I tried to make the example as simple as possible: $$\frac{d^2x}{dx^2}W=c_1 x^3\cdot\text{somefunc}(\frac{W+x^2\lambda}{c_2x^2})$$ which is defined for $0<x\leq1$.
$c_i$ are constants and $\lambda$ is an unknown parameter to be determined.
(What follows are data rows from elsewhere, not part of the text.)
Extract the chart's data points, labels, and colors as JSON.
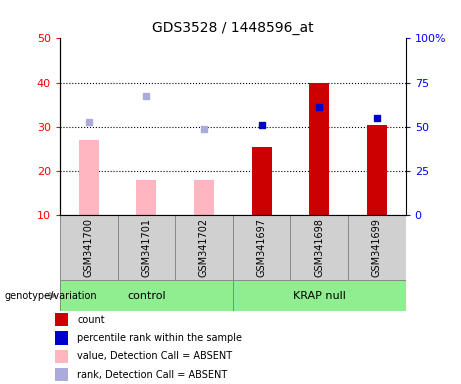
{
  "title": "GDS3528 / 1448596_at",
  "categories": [
    "GSM341700",
    "GSM341701",
    "GSM341702",
    "GSM341697",
    "GSM341698",
    "GSM341699"
  ],
  "groups": [
    "control",
    "control",
    "control",
    "KRAP null",
    "KRAP null",
    "KRAP null"
  ],
  "group_labels": [
    "control",
    "KRAP null"
  ],
  "ylim_left": [
    10,
    50
  ],
  "ylim_right": [
    0,
    100
  ],
  "left_ticks": [
    10,
    20,
    30,
    40,
    50
  ],
  "right_ticks": [
    0,
    25,
    50,
    75,
    100
  ],
  "right_tick_labels": [
    "0",
    "25",
    "50",
    "75",
    "100%"
  ],
  "pink_bars": [
    27,
    18,
    18,
    null,
    null,
    null
  ],
  "red_bars": [
    null,
    null,
    null,
    25.5,
    40,
    30.5
  ],
  "blue_squares": [
    null,
    null,
    null,
    30.5,
    34.5,
    32
  ],
  "light_blue_squares": [
    31,
    37,
    29.5,
    null,
    null,
    null
  ],
  "pink_color": "#ffb6c1",
  "red_color": "#cc0000",
  "blue_color": "#0000cd",
  "light_blue_color": "#aaaadd",
  "bar_width": 0.35,
  "grid_dotted_values": [
    20,
    30,
    40
  ],
  "plot_bg": "#ffffff",
  "grey_box_color": "#d0d0d0",
  "green_color": "#90ee90",
  "legend_items": [
    {
      "label": "count",
      "color": "#cc0000"
    },
    {
      "label": "percentile rank within the sample",
      "color": "#0000cd"
    },
    {
      "label": "value, Detection Call = ABSENT",
      "color": "#ffb6c1"
    },
    {
      "label": "rank, Detection Call = ABSENT",
      "color": "#aaaadd"
    }
  ]
}
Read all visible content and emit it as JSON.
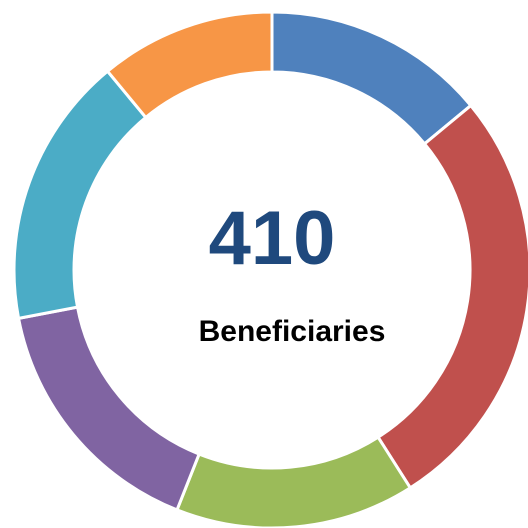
{
  "chart_data": {
    "type": "donut",
    "values": [
      14,
      27,
      15,
      16,
      17,
      11
    ],
    "colors": [
      "#4f81bd",
      "#c0504d",
      "#9bbb59",
      "#8064a2",
      "#4bacc6",
      "#f79646"
    ],
    "total": 410,
    "label": "Beneficiaries"
  }
}
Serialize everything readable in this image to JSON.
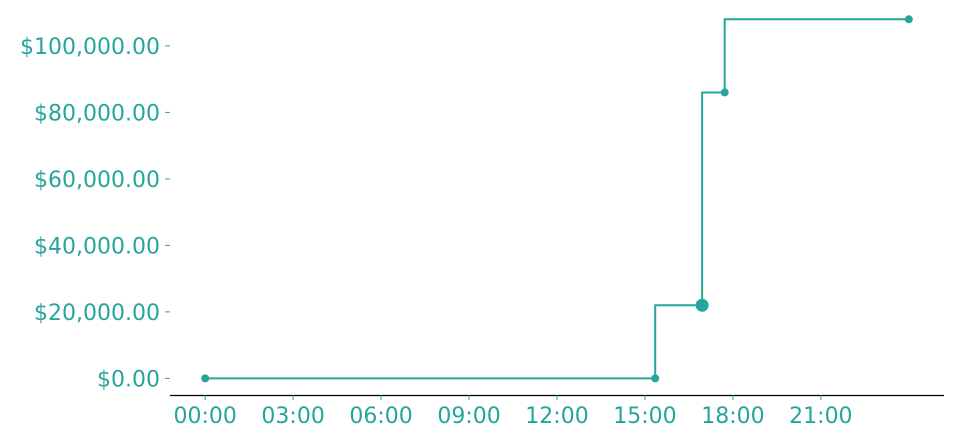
{
  "chart_data": {
    "type": "line",
    "step": "post",
    "title": "",
    "xlabel": "",
    "ylabel": "",
    "x_ticks": [
      "00:00",
      "03:00",
      "06:00",
      "09:00",
      "12:00",
      "15:00",
      "18:00",
      "21:00"
    ],
    "x_tick_hours": [
      0,
      3,
      6,
      9,
      12,
      15,
      18,
      21
    ],
    "xlim_hours": [
      -1.2,
      25.2
    ],
    "y_ticks": [
      "$0.00",
      "$20,000.00",
      "$40,000.00",
      "$60,000.00",
      "$80,000.00",
      "$100,000.00"
    ],
    "y_tick_values": [
      0,
      20000,
      40000,
      60000,
      80000,
      100000
    ],
    "ylim": [
      -5000,
      112000
    ],
    "series": [
      {
        "x_hours": [
          0.0,
          15.35,
          16.95,
          17.72,
          24.0
        ],
        "y": [
          0,
          22000,
          86000,
          108000,
          108000
        ]
      }
    ],
    "markers": [
      {
        "x_hours": 0.0,
        "y": 0,
        "size": "small"
      },
      {
        "x_hours": 15.35,
        "y": 0,
        "size": "small"
      },
      {
        "x_hours": 16.95,
        "y": 22000,
        "size": "large"
      },
      {
        "x_hours": 17.72,
        "y": 86000,
        "size": "small"
      },
      {
        "x_hours": 24.0,
        "y": 108000,
        "size": "small"
      }
    ],
    "grid": false,
    "legend": "none",
    "colors": {
      "line": "#26a69a",
      "tick_text": "#26a69a",
      "axis": "#000000"
    }
  }
}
The boundary conditions are given as: $$W(0)=c_3,\; W(1)=W'(1)=0$$
Further I have to use $W'=2xV$ so that $V'=c_1x^3\cdot \operatorname{somefunc}(\frac{W+\lambda x^2}{c_2x^2})$ .Dont ask me why I can't simply use $W'=V$, I dont't know. But I have to use that uncomfortable formulation for the first derivative.
That's what I have tried:
f = @(x,W,lambda) [ W(2); 2*c1*(x^3)*somefunc((W(1)+(x^2)* lambda)/(c_2*x^2)];
g = @(ya,yb,lambda)[ya(1)-c_3; yb(2)-yb(1);yb(2)];
solinit=bvpinit([0,1],[0,0],0);
sol = bvp4c(f,g,solinit);
Of course that's incorrect. I simply used $W'=V$ since I don't know better.
How can I get W(x)? Any hints?
edit:all constants as well as the function 'somefunc' is known.